TRIBUNAL REGIONAL FEDERAL DA 2ª REGIÃO – 8ª TURMA
APELAÇÃO EM MS nº 2000.02.01.021632-3
APELANTE: INSTITUTO NACIONAL DO SERVIÇO SOCIAL – INSS
APELADO: FRANCISCO BARRETO
RELATOR: DES. FEDERAL VALMIR PEÇANHA
Egrégia Turma
Trata-se de mandado de segurança impetrado contra ato do SUPERINTENDENTE REGIONAL DO INSS, que determinou a suspensão de benefício previdenciário, sob alegação de conversão indevida do tempo de serviço em condições insalubres.
Regularmente notificada, a autoridade impetrada prestou informações, a sustentar que a Autarquia Previdenciária tem o dever-poder de exercer o controle administrativo de seus atos, em respeito ao erário.
A sentença CONCEDEU a segurança.
É o relatório.
Direito líquido e certo
O mandado de segurança não se constitui na via mais adequada à certificação do direito à aposentadoria, na medida em que a liquidez e certeza que o devem qualificar, quando existentes, não resultam do ato administrativo concessório, mas do atendimento de determinados requisitos legais.
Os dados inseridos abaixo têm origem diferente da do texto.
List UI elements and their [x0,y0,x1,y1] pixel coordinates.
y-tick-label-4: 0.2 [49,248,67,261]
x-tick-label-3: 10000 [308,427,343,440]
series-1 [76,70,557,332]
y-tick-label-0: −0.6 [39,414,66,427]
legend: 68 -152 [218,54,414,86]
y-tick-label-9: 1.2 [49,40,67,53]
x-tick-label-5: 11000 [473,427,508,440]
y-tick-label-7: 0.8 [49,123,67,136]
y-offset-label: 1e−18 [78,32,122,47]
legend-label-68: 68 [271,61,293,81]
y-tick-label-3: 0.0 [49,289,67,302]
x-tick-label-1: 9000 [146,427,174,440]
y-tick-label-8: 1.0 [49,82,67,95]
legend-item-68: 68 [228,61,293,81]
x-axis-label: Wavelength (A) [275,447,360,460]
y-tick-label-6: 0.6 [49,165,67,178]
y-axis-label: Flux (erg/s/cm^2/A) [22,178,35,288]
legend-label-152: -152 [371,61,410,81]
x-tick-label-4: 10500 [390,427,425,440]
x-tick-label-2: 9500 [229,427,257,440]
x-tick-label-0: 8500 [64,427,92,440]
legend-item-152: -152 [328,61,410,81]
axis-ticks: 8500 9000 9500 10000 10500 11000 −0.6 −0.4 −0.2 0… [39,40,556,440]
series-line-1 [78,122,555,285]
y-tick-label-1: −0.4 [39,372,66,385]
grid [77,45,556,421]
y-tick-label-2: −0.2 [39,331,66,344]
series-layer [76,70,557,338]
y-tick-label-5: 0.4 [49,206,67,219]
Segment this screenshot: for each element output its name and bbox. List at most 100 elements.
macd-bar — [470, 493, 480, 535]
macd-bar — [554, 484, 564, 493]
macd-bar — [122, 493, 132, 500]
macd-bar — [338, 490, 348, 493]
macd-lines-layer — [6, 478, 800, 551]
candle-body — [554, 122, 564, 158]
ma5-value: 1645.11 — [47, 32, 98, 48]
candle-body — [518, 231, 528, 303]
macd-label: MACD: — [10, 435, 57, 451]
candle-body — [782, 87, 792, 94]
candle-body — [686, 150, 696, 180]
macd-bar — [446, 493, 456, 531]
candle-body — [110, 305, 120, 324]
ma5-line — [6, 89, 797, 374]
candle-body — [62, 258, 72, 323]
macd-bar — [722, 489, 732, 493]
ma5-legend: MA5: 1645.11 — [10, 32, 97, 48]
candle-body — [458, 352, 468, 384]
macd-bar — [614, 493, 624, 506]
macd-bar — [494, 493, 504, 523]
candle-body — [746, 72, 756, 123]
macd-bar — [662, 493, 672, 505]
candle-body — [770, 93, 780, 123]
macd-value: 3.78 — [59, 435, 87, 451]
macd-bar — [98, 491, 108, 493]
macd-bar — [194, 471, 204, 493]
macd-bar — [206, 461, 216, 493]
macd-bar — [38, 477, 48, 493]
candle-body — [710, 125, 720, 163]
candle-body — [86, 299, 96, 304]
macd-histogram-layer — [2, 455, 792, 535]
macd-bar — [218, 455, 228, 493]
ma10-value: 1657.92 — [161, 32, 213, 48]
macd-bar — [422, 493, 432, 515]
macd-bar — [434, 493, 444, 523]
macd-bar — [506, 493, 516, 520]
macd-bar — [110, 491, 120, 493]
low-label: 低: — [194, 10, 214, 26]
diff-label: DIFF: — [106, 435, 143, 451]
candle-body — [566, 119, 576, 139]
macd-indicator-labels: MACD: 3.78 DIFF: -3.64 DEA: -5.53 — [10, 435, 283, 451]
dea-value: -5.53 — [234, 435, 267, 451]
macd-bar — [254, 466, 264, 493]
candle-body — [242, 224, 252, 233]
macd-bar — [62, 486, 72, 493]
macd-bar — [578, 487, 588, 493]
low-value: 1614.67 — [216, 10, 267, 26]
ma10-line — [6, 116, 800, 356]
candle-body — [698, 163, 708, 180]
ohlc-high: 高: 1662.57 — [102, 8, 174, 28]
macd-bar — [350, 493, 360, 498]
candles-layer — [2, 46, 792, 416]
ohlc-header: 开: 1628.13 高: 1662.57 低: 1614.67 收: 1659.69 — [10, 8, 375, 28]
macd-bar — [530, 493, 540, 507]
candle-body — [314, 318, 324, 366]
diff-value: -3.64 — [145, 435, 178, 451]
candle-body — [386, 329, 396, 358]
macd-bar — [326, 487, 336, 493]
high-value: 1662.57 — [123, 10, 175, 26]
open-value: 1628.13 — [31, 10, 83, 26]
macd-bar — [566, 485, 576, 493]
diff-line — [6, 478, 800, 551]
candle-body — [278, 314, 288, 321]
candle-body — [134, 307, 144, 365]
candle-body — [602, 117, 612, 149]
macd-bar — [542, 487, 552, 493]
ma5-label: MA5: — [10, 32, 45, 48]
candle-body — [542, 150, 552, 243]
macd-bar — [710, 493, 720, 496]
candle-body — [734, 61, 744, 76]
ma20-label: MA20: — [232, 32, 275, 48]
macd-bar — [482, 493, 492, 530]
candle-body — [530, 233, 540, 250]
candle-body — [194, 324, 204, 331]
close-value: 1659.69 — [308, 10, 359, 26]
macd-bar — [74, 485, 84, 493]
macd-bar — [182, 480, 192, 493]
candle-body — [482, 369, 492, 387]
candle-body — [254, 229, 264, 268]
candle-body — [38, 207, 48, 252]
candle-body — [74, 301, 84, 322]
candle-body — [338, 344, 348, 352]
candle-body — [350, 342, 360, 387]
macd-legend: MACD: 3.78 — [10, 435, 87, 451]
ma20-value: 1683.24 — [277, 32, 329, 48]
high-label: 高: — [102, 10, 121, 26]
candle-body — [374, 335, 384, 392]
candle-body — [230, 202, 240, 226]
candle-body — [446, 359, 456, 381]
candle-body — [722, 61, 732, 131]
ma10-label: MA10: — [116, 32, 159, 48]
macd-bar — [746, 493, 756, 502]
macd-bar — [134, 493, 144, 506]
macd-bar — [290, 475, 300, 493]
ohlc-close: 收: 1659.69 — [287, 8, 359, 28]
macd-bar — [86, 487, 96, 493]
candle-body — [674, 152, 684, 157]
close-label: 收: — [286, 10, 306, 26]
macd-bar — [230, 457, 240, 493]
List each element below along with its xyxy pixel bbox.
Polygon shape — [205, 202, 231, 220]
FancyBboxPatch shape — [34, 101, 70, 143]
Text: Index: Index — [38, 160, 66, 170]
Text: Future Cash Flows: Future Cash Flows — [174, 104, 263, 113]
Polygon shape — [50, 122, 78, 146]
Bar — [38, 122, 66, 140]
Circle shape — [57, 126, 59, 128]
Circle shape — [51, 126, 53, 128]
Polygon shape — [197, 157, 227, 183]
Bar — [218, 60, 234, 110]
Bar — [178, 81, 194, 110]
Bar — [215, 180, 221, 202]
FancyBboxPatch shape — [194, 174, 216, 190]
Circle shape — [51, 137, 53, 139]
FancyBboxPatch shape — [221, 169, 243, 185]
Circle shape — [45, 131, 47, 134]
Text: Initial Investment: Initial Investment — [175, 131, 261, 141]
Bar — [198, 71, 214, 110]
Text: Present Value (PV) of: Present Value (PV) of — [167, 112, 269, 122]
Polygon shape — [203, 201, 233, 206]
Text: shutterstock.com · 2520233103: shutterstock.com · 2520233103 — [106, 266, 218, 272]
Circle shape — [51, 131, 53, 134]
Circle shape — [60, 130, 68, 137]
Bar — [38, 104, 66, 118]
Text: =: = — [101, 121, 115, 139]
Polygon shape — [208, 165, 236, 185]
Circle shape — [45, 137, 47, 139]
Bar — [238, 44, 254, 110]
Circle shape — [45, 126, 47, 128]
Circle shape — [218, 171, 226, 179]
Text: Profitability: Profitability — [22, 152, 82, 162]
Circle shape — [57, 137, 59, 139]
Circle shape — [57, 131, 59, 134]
O writ somente se prestará a esta finalidade nas hipóteses em que o impetrante tenha meios de comprovar, de plano, o direito a ser garantido.
Admissível, entretanto, o remédio no caso concreto, em que se pleiteia apenas a reativação do pagamento, por afronta ao direito à ampla defesa e ao devido processo legal. A Administração deve suspender atos eivados de vícios, sem que isso justifique abrir mão do regular processo administrativo e do respeito ao princípio do contraditório. É como tem decidido esse Tribunal Regional Federal da 2ª Região:
DIREITO PREVIDENCIARIO – DIREITO PROCESSUAL CIVIL – DIREITO CONSTITUCIONAL – SUSPENSÃO DE BENEFICIO DE SEGURADO DO INSS.
– A preliminar de decadência não merece prosperar. Com efeito, a percepção da aposentadoria se dá mês a mês, constiuindo-se, portanto, em prestação de trato sucessivo.
– O thema decidendum não deve, como o defendeu em suas informações a autarquia, gravitar em torno da necessidade da produção de prova do atendimento pelo segurado das condições necessárias à concessão dos benefícios.
A questão que se coloca atém-se à regularidade e legalidade do bloqueio do pagamento do referido benefício, ate que o INSS proceda a apuração da irregularidade.
– É ilegal a suspensão de beneficio previdenciário por mera suspeita de fraude em sua obtenção, sem que a irregularidade presumida tenha ficado comprovada em processo administrativo, em que se assegure ampla defesa ao interessado.
– A Constituição não se contenta com o contraditório meramente formal.
– Pelo provimento do apelo, para conceder a segurança; no entanto, a teor do Enunciado 271 da Súmula do STF, a presente decisão surte efeitos financeiros somente a partir da impetração do mandamus.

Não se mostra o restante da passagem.